Using a language model through an API is, in practice, sending a message and getting a response. But there are a few basics that, once you know them, make you fluent from the very first call. Let’s go through them.
The anatomy of a call
Every call has three parts: the endpoint (where to send it), the API key (authentication), and the message payload (what you want). The response has a status code (for example 200 for success, 401 for an auth error, 429 for a rate limit) and a body containing the model’s reply.
Roles: system, user, assistant
The most important point is that the model has no memory. Each time, you have to send the whole history it needs yourself. That history is expressed as a list of messages with three roles:
system: the overall instruction that sets the personality and rules once, at the start.user: the user’s message.assistant: the model’s previous replies, which you send back to preserve conversational continuity.
messages = [
{"role": "system", "content": "You are a math teacher. Be patient."},
{"role": "user", "content": "What is 2 plus 2?"},
{"role": "assistant", "content": "2 plus 2 is 4."},
{"role": "user", "content": "Now multiply that by 3."},
]
Because the assistant message is in the history, the model understands that “that” means 4.
Tokens and cost
The model breaks text into units called tokens. A rule of thumb: in English each token is about three-quarters of a word; Persian uses more tokens (roughly one token per two characters). Cost is calculated per token, and input and output are priced separately. The context window is the maximum number of tokens the model can see at once; for modern models this ranges from about a hundred thousand to over a million tokens.

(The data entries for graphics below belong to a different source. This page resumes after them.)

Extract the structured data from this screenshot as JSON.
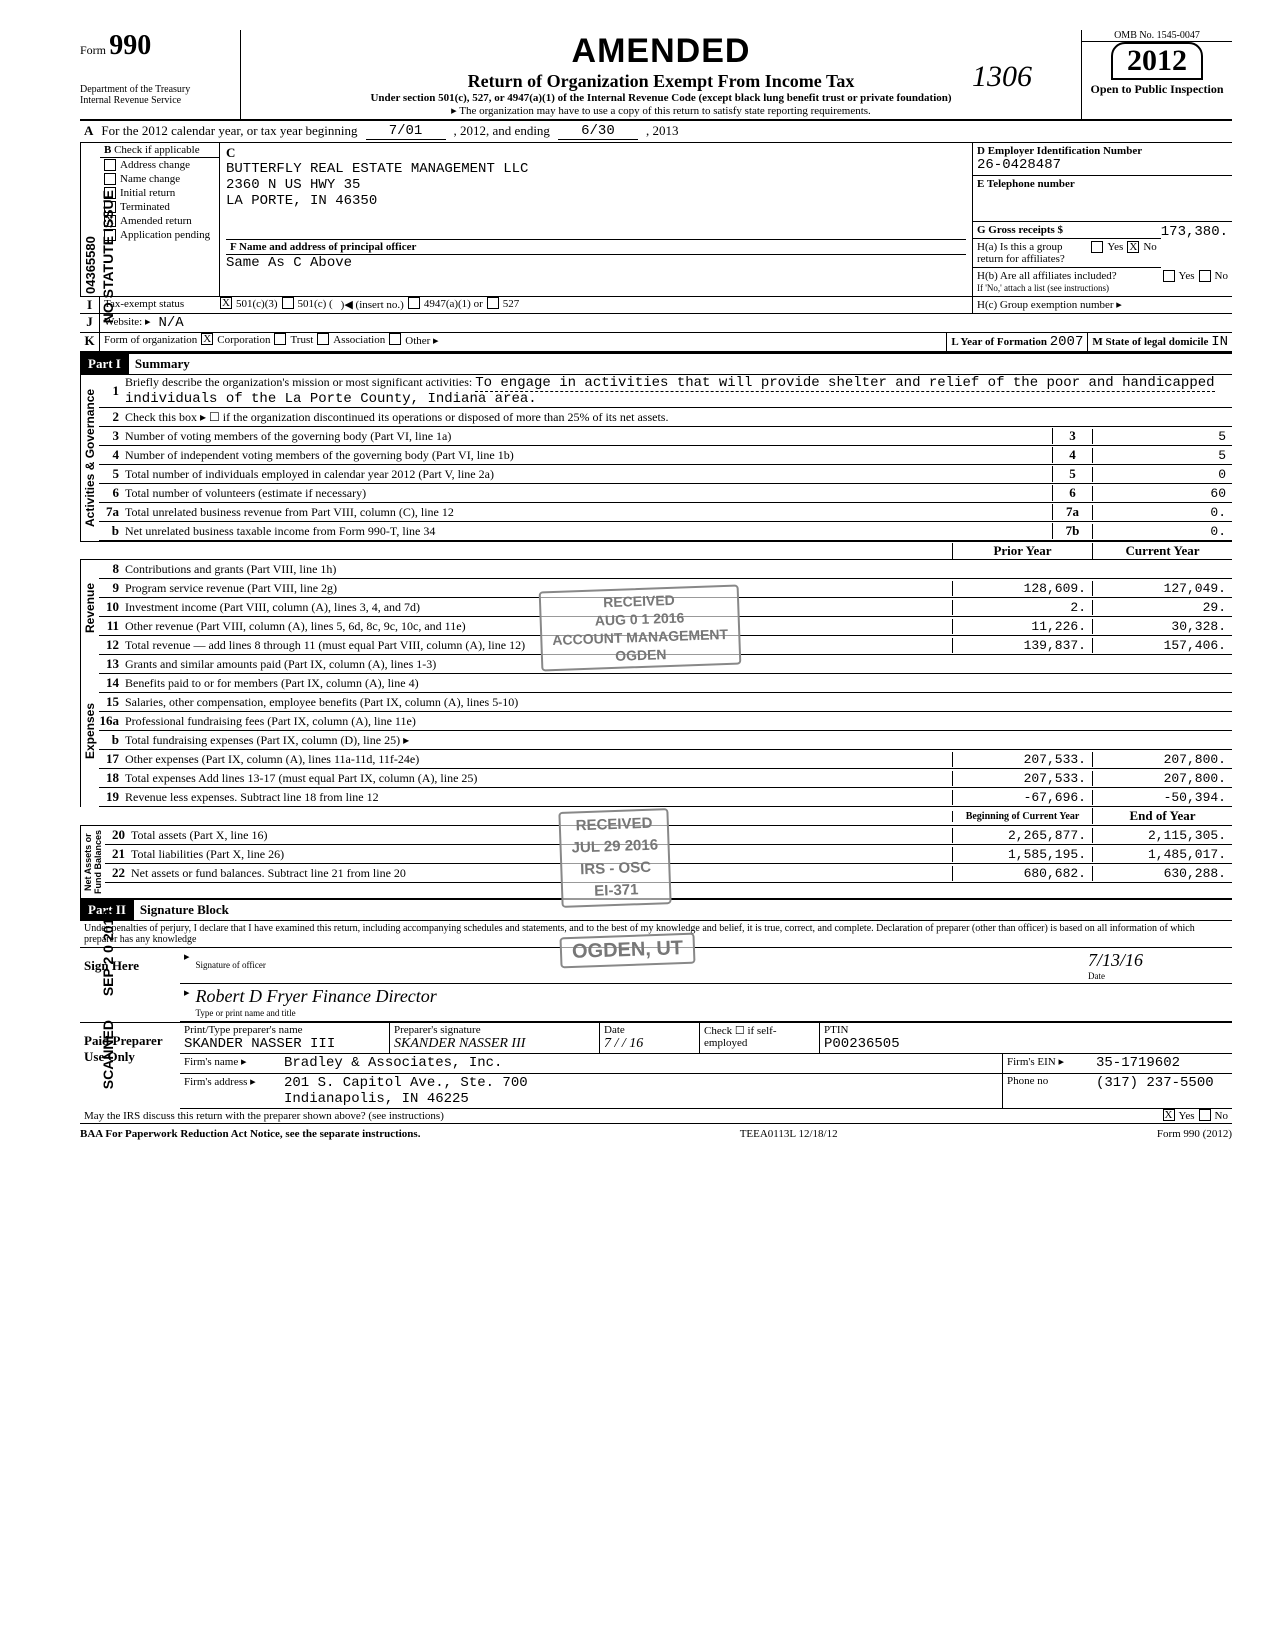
{
  "vertical_labels": {
    "l1": "NO STATUTE ISSUE",
    "l2": "SEP 2 0 2016",
    "l3": "SCANNED"
  },
  "hand_number": "1306",
  "header": {
    "form_word": "Form",
    "form_no": "990",
    "dept": "Department of the Treasury\nInternal Revenue Service",
    "amended": "AMENDED",
    "title": "Return of Organization Exempt From Income Tax",
    "sub1": "Under section 501(c), 527, or 4947(a)(1) of the Internal Revenue Code (except black lung benefit trust or private foundation)",
    "sub2": "▸ The organization may have to use a copy of this return to satisfy state reporting requirements.",
    "omb": "OMB No. 1545-0047",
    "year": "2012",
    "open": "Open to Public Inspection"
  },
  "lineA": {
    "text": "For the 2012 calendar year, or tax year beginning",
    "begin": "7/01",
    "mid": ", 2012, and ending",
    "end": "6/30",
    "tail": ", 2013"
  },
  "dln": "04365580",
  "checkB": {
    "header": "Check if applicable",
    "c": "C",
    "items": [
      "Address change",
      "Name change",
      "Initial return",
      "Terminated",
      "Amended return",
      "Application pending"
    ],
    "checked_idx": 4
  },
  "org": {
    "name": "BUTTERFLY REAL ESTATE MANAGEMENT LLC",
    "addr1": "2360 N US HWY 35",
    "addr2": "LA PORTE, IN 46350"
  },
  "secF": {
    "label": "F  Name and address of principal officer",
    "val": "Same As C Above"
  },
  "secD": {
    "label": "D  Employer Identification Number",
    "val": "26-0428487"
  },
  "secE": {
    "label": "E  Telephone number",
    "val": ""
  },
  "secG": {
    "label": "G  Gross receipts $",
    "val": "173,380."
  },
  "secH": {
    "a": "H(a) Is this a group return for affiliates?",
    "b": "H(b) Are all affiliates included?",
    "bnote": "If 'No,' attach a list (see instructions)",
    "c": "H(c) Group exemption number ▸",
    "yes": "Yes",
    "no": "No",
    "a_no_checked": "X"
  },
  "rowI": {
    "lbl": "I",
    "txt": "Tax-exempt status",
    "c3mark": "X",
    "c3": "501(c)(3)",
    "c": "501(c) (",
    "ins": ")◀   (insert no.)",
    "a1": "4947(a)(1) or",
    "s527": "527"
  },
  "rowJ": {
    "lbl": "J",
    "txt": "Website: ▸",
    "val": "N/A"
  },
  "rowK": {
    "lbl": "K",
    "txt": "Form of organization",
    "corp_mark": "X",
    "corp": "Corporation",
    "trust": "Trust",
    "assoc": "Association",
    "other": "Other ▸",
    "yof_lbl": "L Year of Formation",
    "yof": "2007",
    "dom_lbl": "M State of legal domicile",
    "dom": "IN"
  },
  "partI": {
    "hdr": "Part I",
    "title": "Summary"
  },
  "mission": {
    "lead": "Briefly describe the organization's mission or most significant activities:",
    "text": "To engage in activities that will provide shelter and relief of the poor and handicapped individuals of the La Porte County, Indiana area."
  },
  "gov": {
    "l2": "Check this box ▸ ☐ if the organization discontinued its operations or disposed of more than 25% of its net assets.",
    "rows": [
      {
        "n": "3",
        "t": "Number of voting members of the governing body (Part VI, line 1a)",
        "b": "3",
        "v": "5"
      },
      {
        "n": "4",
        "t": "Number of independent voting members of the governing body (Part VI, line 1b)",
        "b": "4",
        "v": "5"
      },
      {
        "n": "5",
        "t": "Total number of individuals employed in calendar year 2012 (Part V, line 2a)",
        "b": "5",
        "v": "0"
      },
      {
        "n": "6",
        "t": "Total number of volunteers (estimate if necessary)",
        "b": "6",
        "v": "60"
      },
      {
        "n": "7a",
        "t": "Total unrelated business revenue from Part VIII, column (C), line 12",
        "b": "7a",
        "v": "0."
      },
      {
        "n": "b",
        "t": "Net unrelated business taxable income from Form 990-T, line 34",
        "b": "7b",
        "v": "0."
      }
    ]
  },
  "prior_hdr": "Prior Year",
  "curr_hdr": "Current Year",
  "revenue": [
    {
      "n": "8",
      "t": "Contributions and grants (Part VIII, line 1h)",
      "p": "",
      "c": ""
    },
    {
      "n": "9",
      "t": "Program service revenue (Part VIII, line 2g)",
      "p": "128,609.",
      "c": "127,049."
    },
    {
      "n": "10",
      "t": "Investment income (Part VIII, column (A), lines 3, 4, and 7d)",
      "p": "2.",
      "c": "29."
    },
    {
      "n": "11",
      "t": "Other revenue (Part VIII, column (A), lines 5, 6d, 8c, 9c, 10c, and 11e)",
      "p": "11,226.",
      "c": "30,328."
    },
    {
      "n": "12",
      "t": "Total revenue — add lines 8 through 11 (must equal Part VIII, column (A), line 12)",
      "p": "139,837.",
      "c": "157,406."
    }
  ],
  "expenses": [
    {
      "n": "13",
      "t": "Grants and similar amounts paid (Part IX, column (A), lines 1-3)",
      "p": "",
      "c": ""
    },
    {
      "n": "14",
      "t": "Benefits paid to or for members (Part IX, column (A), line 4)",
      "p": "",
      "c": ""
    },
    {
      "n": "15",
      "t": "Salaries, other compensation, employee benefits (Part IX, column (A), lines 5-10)",
      "p": "",
      "c": ""
    },
    {
      "n": "16a",
      "t": "Professional fundraising fees (Part IX, column (A), line 11e)",
      "p": "",
      "c": ""
    },
    {
      "n": "b",
      "t": "Total fundraising expenses (Part IX, column (D), line 25) ▸",
      "single": true
    },
    {
      "n": "17",
      "t": "Other expenses (Part IX, column (A), lines 11a-11d, 11f-24e)",
      "p": "207,533.",
      "c": "207,800."
    },
    {
      "n": "18",
      "t": "Total expenses  Add lines 13-17 (must equal Part IX, column (A), line 25)",
      "p": "207,533.",
      "c": "207,800."
    },
    {
      "n": "19",
      "t": "Revenue less expenses. Subtract line 18 from line 12",
      "p": "-67,696.",
      "c": "-50,394."
    }
  ],
  "boy_hdr": "Beginning of Current Year",
  "eoy_hdr": "End of Year",
  "netassets": [
    {
      "n": "20",
      "t": "Total assets (Part X, line 16)",
      "p": "2,265,877.",
      "c": "2,115,305."
    },
    {
      "n": "21",
      "t": "Total liabilities (Part X, line 26)",
      "p": "1,585,195.",
      "c": "1,485,017."
    },
    {
      "n": "22",
      "t": "Net assets or fund balances. Subtract line 21 from line 20",
      "p": "680,682.",
      "c": "630,288."
    }
  ],
  "side": {
    "gov": "Activities & Governance",
    "rev": "Revenue",
    "exp": "Expenses",
    "na": "Net Assets or\nFund Balances"
  },
  "partII": {
    "hdr": "Part II",
    "title": "Signature Block"
  },
  "perjury": "Under penalties of perjury, I declare that I have examined this return, including accompanying schedules and statements, and to the best of my knowledge and belief, it is true, correct, and complete. Declaration of preparer (other than officer) is based on all information of which preparer has any knowledge",
  "sign": {
    "here": "Sign Here",
    "sig_lbl": "Signature of officer",
    "date_lbl": "Date",
    "date": "7/13/16",
    "name": "Robert D Fryer  Finance Director",
    "name_lbl": "Type or print name and title"
  },
  "paid": {
    "hdr": "Paid Preparer Use Only",
    "pp_lbl": "Print/Type preparer's name",
    "pp": "SKANDER NASSER III",
    "ps_lbl": "Preparer's signature",
    "ps": "SKANDER NASSER III",
    "pd_lbl": "Date",
    "pd": "7 /  / 16",
    "chk": "Check ☐ if self-employed",
    "ptin_lbl": "PTIN",
    "ptin": "P00236505",
    "firm_lbl": "Firm's name ▸",
    "firm": "Bradley & Associates, Inc.",
    "addr_lbl": "Firm's address ▸",
    "addr1": "201 S. Capitol Ave., Ste. 700",
    "addr2": "Indianapolis, IN 46225",
    "ein_lbl": "Firm's EIN ▸",
    "ein": "35-1719602",
    "ph_lbl": "Phone no",
    "ph": "(317) 237-5500"
  },
  "discuss": {
    "q": "May the IRS discuss this return with the preparer shown above? (see instructions)",
    "yes": "Yes",
    "no": "No",
    "mark": "X"
  },
  "footer": {
    "left": "BAA  For Paperwork Reduction Act Notice, see the separate instructions.",
    "mid": "TEEA0113L  12/18/12",
    "right": "Form 990 (2012)"
  },
  "stamps": {
    "recv": "RECEIVED\nAUG 0 1 2016\nACCOUNT MANAGEMENT\nOGDEN",
    "recv2": "RECEIVED\nJUL 29 2016\nIRS - OSC\nEI-371",
    "ogden": "OGDEN, UT"
  }
}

For long conversations that exceed the context window, you have two options: a sliding window (keep only the last few messages) or summarisation (compress the old messages into a summary).
Temperature and a few key parameters
Temperature controls how random the output is, usually from 0 to 2. A value of 0 always picks the most likely option (good for coding and data extraction); 1 is balanced; and higher values are for creative writing. One rule: change either temperature or top_p, not both at once.
Another important parameter is the max output tokens. This caps the length of the reply — and if the model reaches it, the reply is cut off mid-sentence rather than summarised. So set it to match the task.
Structured output
Often you want to process the reply as data, not free text. There are two ways to do this.
First, JSON mode: you ask the model to return output as JSON only. The catch is that you must mention the word JSON in the instruction.
response = client.chat.completions.create(
model="...",
messages=[
{"role": "system", "content": "Return output as JSON only."},
{"role": "user", "content": "Extract: iPhone 15, price $999"},
],
response_format={"type": "json_object"},
)
data = json.loads(response.choices[0].message.content)
This guarantees valid JSON, but not that the structure is correct (such as all fields being present). Second, function calling: you define a function signature and the model is forced to return output matching that structure exactly — more precise and more reliable for structured data.
Putting it together
A first API call is just these few pieces: messages with roles, an awareness of tokens and cost, a few parameters to control behaviour, and a way to get structured output. Once you have these basics in hand, the rest of the capabilities are just add-ons.